Manche Entwicklungen sind so unverschämt, dass man Metaphern bemühen muss, um die Gewalt der abstrakten Verhältnisse durch das Nadelöhr eines Satzes zu pressen. Ich biete folgende an: Vor unseren Türen lassen sich selbstgefällige Könige mit ihren Vasallen zelebrieren, schicken ihre Raubritter durch die Ländereien und gebieten, die verhärmten Untertanen immer größerer Zahl in düstere Kerker zu werfen, doch wir fahren darin fort, der Hofnarren so hübsch purpurne Schellenkappen zu bewundern.[1]

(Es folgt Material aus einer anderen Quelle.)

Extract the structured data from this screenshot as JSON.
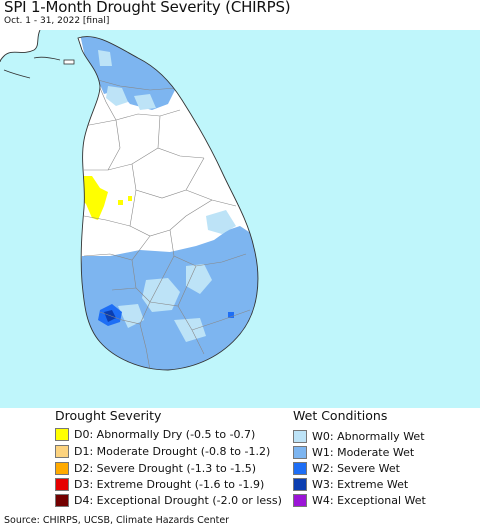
{
  "header": {
    "title": "SPI 1-Month Drought Severity (CHIRPS)",
    "subtitle": "Oct. 1 - 31, 2022 [final]"
  },
  "colors": {
    "sea": "#bff6fb",
    "land": "#ffffff",
    "neighbor_land": "#ffffff",
    "boundary": "#888888",
    "coast": "#333333"
  },
  "legend": {
    "drought": {
      "title": "Drought Severity",
      "items": [
        {
          "label": "D0: Abnormally Dry (-0.5 to -0.7)",
          "color": "#ffff00"
        },
        {
          "label": "D1: Moderate Drought (-0.8 to -1.2)",
          "color": "#fcd37f"
        },
        {
          "label": "D2: Severe Drought (-1.3 to -1.5)",
          "color": "#ffaa00"
        },
        {
          "label": "D3: Extreme Drought (-1.6 to -1.9)",
          "color": "#e60000"
        },
        {
          "label": "D4: Exceptional Drought (-2.0 or less)",
          "color": "#730000"
        }
      ]
    },
    "wet": {
      "title": "Wet Conditions",
      "items": [
        {
          "label": "W0: Abnormally Wet",
          "color": "#bde3f7"
        },
        {
          "label": "W1: Moderate Wet",
          "color": "#7db5f0"
        },
        {
          "label": "W2: Severe Wet",
          "color": "#1e6ef5"
        },
        {
          "label": "W3: Extreme Wet",
          "color": "#0b3eb0"
        },
        {
          "label": "W4: Exceptional Wet",
          "color": "#9b14d6"
        }
      ]
    }
  },
  "footer": {
    "source": "Source: CHIRPS, UCSB, Climate Hazards Center"
  }
}
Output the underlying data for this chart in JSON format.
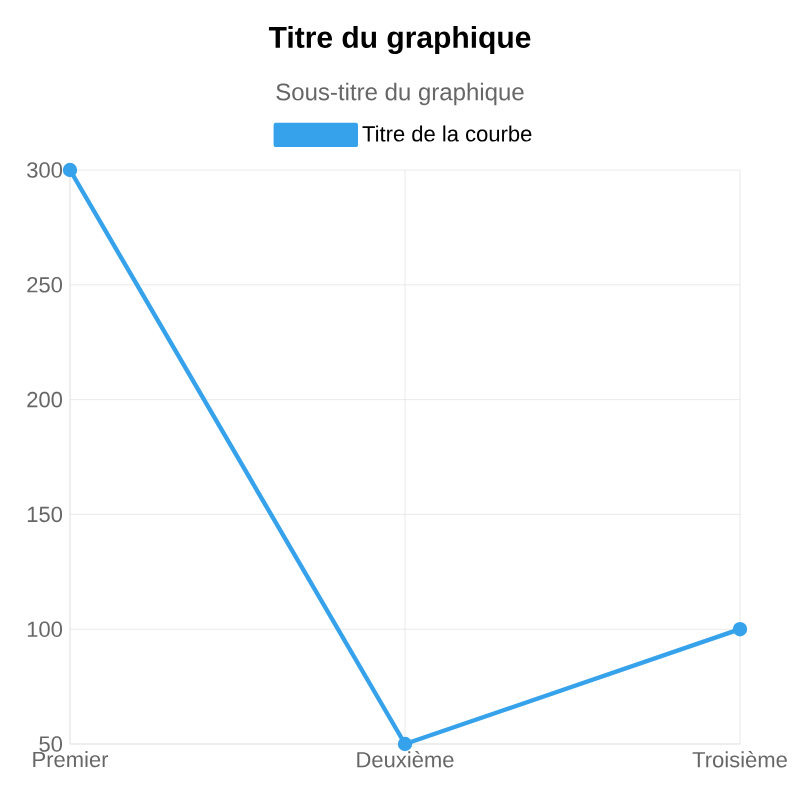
{
  "chart_data": {
    "type": "line",
    "title": "Titre du graphique",
    "subtitle": "Sous-titre du graphique",
    "categories": [
      "Premier",
      "Deuxième",
      "Troisième"
    ],
    "series": [
      {
        "name": "Titre de la courbe",
        "color": "#36a2eb",
        "values": [
          300,
          50,
          100
        ]
      }
    ],
    "ylim": [
      50,
      300
    ],
    "yticks": [
      50,
      100,
      150,
      200,
      250,
      300
    ],
    "grid": true,
    "legend": "top",
    "marker": "circle",
    "line_style": "solid"
  }
}
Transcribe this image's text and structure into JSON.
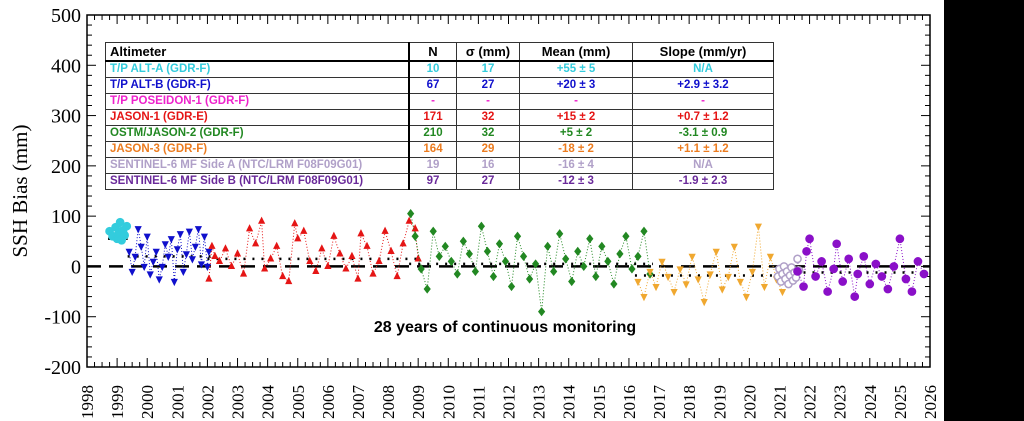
{
  "chart_data": {
    "type": "scatter",
    "title": "",
    "xlabel": "",
    "ylabel": "SSH Bias (mm)",
    "xlim": [
      1998,
      2026
    ],
    "ylim": [
      -200,
      500
    ],
    "xticks": [
      "1998",
      "1999",
      "2000",
      "2001",
      "2002",
      "2003",
      "2004",
      "2005",
      "2006",
      "2007",
      "2008",
      "2009",
      "2010",
      "2011",
      "2012",
      "2013",
      "2014",
      "2015",
      "2016",
      "2017",
      "2018",
      "2019",
      "2020",
      "2021",
      "2022",
      "2023",
      "2024",
      "2025",
      "2026"
    ],
    "yticks": [
      "500",
      "400",
      "300",
      "200",
      "100",
      "0",
      "-100",
      "-200"
    ],
    "grid": false,
    "annotation": "28 years of continuous monitoring",
    "zero_line": {
      "y": 0,
      "style": "dashed"
    },
    "series": [
      {
        "name": "T/P ALT-A (GDR-F)",
        "color": "#33ccdd",
        "marker": "circle",
        "mean": 55,
        "span": [
          1998.7,
          1999.35
        ],
        "points": [
          [
            1998.75,
            70
          ],
          [
            1998.85,
            60
          ],
          [
            1998.95,
            78
          ],
          [
            1999.0,
            55
          ],
          [
            1999.05,
            66
          ],
          [
            1999.1,
            88
          ],
          [
            1999.15,
            52
          ],
          [
            1999.2,
            72
          ],
          [
            1999.25,
            62
          ],
          [
            1999.32,
            80
          ]
        ]
      },
      {
        "name": "T/P ALT-B (GDR-F)",
        "color": "#1010cc",
        "marker": "triangle-down",
        "mean": 20,
        "span": [
          1999.35,
          2002.1
        ],
        "points": [
          [
            1999.4,
            30
          ],
          [
            1999.5,
            -10
          ],
          [
            1999.6,
            20
          ],
          [
            1999.7,
            75
          ],
          [
            1999.8,
            40
          ],
          [
            1999.9,
            0
          ],
          [
            2000.0,
            60
          ],
          [
            2000.1,
            -15
          ],
          [
            2000.2,
            10
          ],
          [
            2000.3,
            30
          ],
          [
            2000.4,
            -25
          ],
          [
            2000.5,
            0
          ],
          [
            2000.6,
            45
          ],
          [
            2000.7,
            20
          ],
          [
            2000.8,
            55
          ],
          [
            2000.9,
            -30
          ],
          [
            2001.0,
            35
          ],
          [
            2001.1,
            65
          ],
          [
            2001.2,
            -10
          ],
          [
            2001.3,
            25
          ],
          [
            2001.4,
            70
          ],
          [
            2001.5,
            15
          ],
          [
            2001.6,
            40
          ],
          [
            2001.7,
            75
          ],
          [
            2001.8,
            5
          ],
          [
            2001.9,
            60
          ],
          [
            2002.0,
            0
          ],
          [
            2002.05,
            30
          ]
        ]
      },
      {
        "name": "T/P POSEIDON-1 (GDR-F)",
        "color": "#ee22cc",
        "marker": "triangle-up",
        "mean": null,
        "span": null,
        "points": []
      },
      {
        "name": "JASON-1 (GDR-E)",
        "color": "#e51515",
        "marker": "triangle-up",
        "mean": 15,
        "span": [
          2002.0,
          2009.1
        ],
        "points": [
          [
            2002.05,
            -25
          ],
          [
            2002.15,
            40
          ],
          [
            2002.25,
            20
          ],
          [
            2002.4,
            10
          ],
          [
            2002.6,
            35
          ],
          [
            2002.8,
            0
          ],
          [
            2003.0,
            25
          ],
          [
            2003.2,
            -15
          ],
          [
            2003.4,
            75
          ],
          [
            2003.6,
            45
          ],
          [
            2003.8,
            90
          ],
          [
            2003.9,
            -5
          ],
          [
            2004.1,
            15
          ],
          [
            2004.3,
            40
          ],
          [
            2004.5,
            -20
          ],
          [
            2004.7,
            -30
          ],
          [
            2004.9,
            85
          ],
          [
            2005.0,
            55
          ],
          [
            2005.2,
            70
          ],
          [
            2005.4,
            10
          ],
          [
            2005.6,
            -10
          ],
          [
            2005.8,
            35
          ],
          [
            2006.0,
            0
          ],
          [
            2006.2,
            60
          ],
          [
            2006.4,
            25
          ],
          [
            2006.6,
            -5
          ],
          [
            2006.8,
            20
          ],
          [
            2007.0,
            -25
          ],
          [
            2007.1,
            65
          ],
          [
            2007.3,
            40
          ],
          [
            2007.5,
            -15
          ],
          [
            2007.7,
            10
          ],
          [
            2007.9,
            70
          ],
          [
            2008.1,
            30
          ],
          [
            2008.3,
            -20
          ],
          [
            2008.5,
            45
          ],
          [
            2008.7,
            90
          ],
          [
            2008.9,
            75
          ],
          [
            2009.0,
            15
          ]
        ]
      },
      {
        "name": "OSTM/JASON-2 (GDR-F)",
        "color": "#228822",
        "marker": "diamond",
        "mean": 5,
        "span": [
          2008.7,
          2016.8
        ],
        "points": [
          [
            2008.75,
            105
          ],
          [
            2008.9,
            60
          ],
          [
            2009.1,
            -5
          ],
          [
            2009.3,
            -45
          ],
          [
            2009.5,
            70
          ],
          [
            2009.7,
            20
          ],
          [
            2009.9,
            40
          ],
          [
            2010.1,
            10
          ],
          [
            2010.3,
            -15
          ],
          [
            2010.5,
            50
          ],
          [
            2010.7,
            25
          ],
          [
            2010.9,
            -10
          ],
          [
            2011.1,
            80
          ],
          [
            2011.3,
            30
          ],
          [
            2011.5,
            -20
          ],
          [
            2011.7,
            45
          ],
          [
            2011.9,
            10
          ],
          [
            2012.1,
            -40
          ],
          [
            2012.3,
            60
          ],
          [
            2012.5,
            20
          ],
          [
            2012.7,
            -25
          ],
          [
            2012.9,
            5
          ],
          [
            2013.1,
            -90
          ],
          [
            2013.3,
            40
          ],
          [
            2013.5,
            -10
          ],
          [
            2013.7,
            65
          ],
          [
            2013.9,
            15
          ],
          [
            2014.1,
            -30
          ],
          [
            2014.3,
            30
          ],
          [
            2014.5,
            0
          ],
          [
            2014.7,
            55
          ],
          [
            2014.9,
            -20
          ],
          [
            2015.1,
            40
          ],
          [
            2015.3,
            10
          ],
          [
            2015.5,
            -35
          ],
          [
            2015.7,
            25
          ],
          [
            2015.9,
            60
          ],
          [
            2016.1,
            -5
          ],
          [
            2016.3,
            20
          ],
          [
            2016.5,
            70
          ],
          [
            2016.7,
            -15
          ]
        ]
      },
      {
        "name": "JASON-3 (GDR-F)",
        "color": "#f0a830",
        "marker": "triangle-down",
        "mean": -18,
        "span": [
          2016.2,
          2021.3
        ],
        "points": [
          [
            2016.3,
            -30
          ],
          [
            2016.5,
            -60
          ],
          [
            2016.7,
            -10
          ],
          [
            2016.9,
            -40
          ],
          [
            2017.1,
            10
          ],
          [
            2017.3,
            -20
          ],
          [
            2017.5,
            -50
          ],
          [
            2017.7,
            -5
          ],
          [
            2017.9,
            -35
          ],
          [
            2018.1,
            20
          ],
          [
            2018.3,
            -25
          ],
          [
            2018.5,
            -70
          ],
          [
            2018.7,
            -15
          ],
          [
            2018.9,
            30
          ],
          [
            2019.1,
            -45
          ],
          [
            2019.3,
            -20
          ],
          [
            2019.5,
            40
          ],
          [
            2019.7,
            -30
          ],
          [
            2019.9,
            -60
          ],
          [
            2020.1,
            -10
          ],
          [
            2020.3,
            80
          ],
          [
            2020.5,
            -40
          ],
          [
            2020.7,
            20
          ],
          [
            2020.9,
            -25
          ],
          [
            2021.1,
            -50
          ]
        ]
      },
      {
        "name": "SENTINEL-6 MF Side A (NTC/LRM F08F09G01)",
        "color": "#b0a0c8",
        "marker": "circle-open",
        "mean": -16,
        "span": [
          2020.9,
          2021.7
        ],
        "points": [
          [
            2020.95,
            -20
          ],
          [
            2021.0,
            -5
          ],
          [
            2021.05,
            -30
          ],
          [
            2021.1,
            -15
          ],
          [
            2021.15,
            0
          ],
          [
            2021.2,
            -25
          ],
          [
            2021.25,
            -10
          ],
          [
            2021.3,
            -35
          ],
          [
            2021.35,
            -18
          ],
          [
            2021.4,
            -2
          ],
          [
            2021.45,
            -28
          ],
          [
            2021.5,
            -12
          ],
          [
            2021.55,
            -22
          ],
          [
            2021.6,
            15
          ],
          [
            2021.65,
            -8
          ]
        ]
      },
      {
        "name": "SENTINEL-6 MF Side B (NTC/LRM F08F09G01)",
        "color": "#8a10c8",
        "marker": "circle",
        "mean": -12,
        "span": [
          2021.5,
          2025.9
        ],
        "points": [
          [
            2021.6,
            -10
          ],
          [
            2021.8,
            -40
          ],
          [
            2021.9,
            30
          ],
          [
            2022.0,
            55
          ],
          [
            2022.2,
            -20
          ],
          [
            2022.4,
            10
          ],
          [
            2022.6,
            -50
          ],
          [
            2022.8,
            -5
          ],
          [
            2022.9,
            45
          ],
          [
            2023.1,
            -30
          ],
          [
            2023.3,
            15
          ],
          [
            2023.5,
            -60
          ],
          [
            2023.6,
            -15
          ],
          [
            2023.8,
            20
          ],
          [
            2024.0,
            -35
          ],
          [
            2024.2,
            5
          ],
          [
            2024.4,
            -20
          ],
          [
            2024.6,
            -45
          ],
          [
            2024.8,
            0
          ],
          [
            2025.0,
            55
          ],
          [
            2025.2,
            -25
          ],
          [
            2025.4,
            -50
          ],
          [
            2025.6,
            10
          ],
          [
            2025.8,
            -15
          ]
        ]
      }
    ],
    "table": {
      "headers": [
        "Altimeter",
        "N",
        "σ (mm)",
        "Mean (mm)",
        "Slope (mm/yr)"
      ],
      "rows": [
        {
          "color": "#33ccdd",
          "cells": [
            "T/P ALT-A (GDR-F)",
            "10",
            "17",
            "+55 ± 5",
            "N/A"
          ]
        },
        {
          "color": "#1010cc",
          "cells": [
            "T/P ALT-B (GDR-F)",
            "67",
            "27",
            "+20 ± 3",
            "+2.9 ± 3.2"
          ]
        },
        {
          "color": "#ee22cc",
          "cells": [
            "T/P POSEIDON-1 (GDR-F)",
            "-",
            "-",
            "-",
            "-"
          ]
        },
        {
          "color": "#e51515",
          "cells": [
            "JASON-1 (GDR-E)",
            "171",
            "32",
            "+15 ± 2",
            "+0.7 ± 1.2"
          ]
        },
        {
          "color": "#228822",
          "cells": [
            "OSTM/JASON-2 (GDR-F)",
            "210",
            "32",
            "+5 ± 2",
            "-3.1 ± 0.9"
          ]
        },
        {
          "color": "#ec7c20",
          "cells": [
            "JASON-3 (GDR-F)",
            "164",
            "29",
            "-18 ± 2",
            "+1.1 ± 1.2"
          ]
        },
        {
          "color": "#b0a0c8",
          "cells": [
            "SENTINEL-6 MF Side A (NTC/LRM F08F09G01)",
            "19",
            "16",
            "-16 ± 4",
            "N/A"
          ]
        },
        {
          "color": "#6a2a9a",
          "cells": [
            "SENTINEL-6 MF Side B (NTC/LRM F08F09G01)",
            "97",
            "27",
            "-12 ± 3",
            "-1.9 ± 2.3"
          ]
        }
      ]
    }
  }
}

Wäre die öffentliche Aufmerksamkeit vergleichbar mit den Wahrnehmungsleistungen des Einzelnen, so handelte es sich bei diesem Einzelnen um einen einäugigen Seelenblinden mit selektivem Ausfall für Wirtschaftslogik, politischer Amnesie, dafür jedoch geradezu infantiler Suggestibilität. Ich kann nur hoffen, dass die Menschen hierzulande nicht halb so mittelalterlich gesinnt urteilen, wie die Forenkommentare unter tagesschau.de, die sarrazin´sche Auflagenstärke oder die fehlplatzierte Händepatscherei im Günther Jauch Talk es einen Glauben machen.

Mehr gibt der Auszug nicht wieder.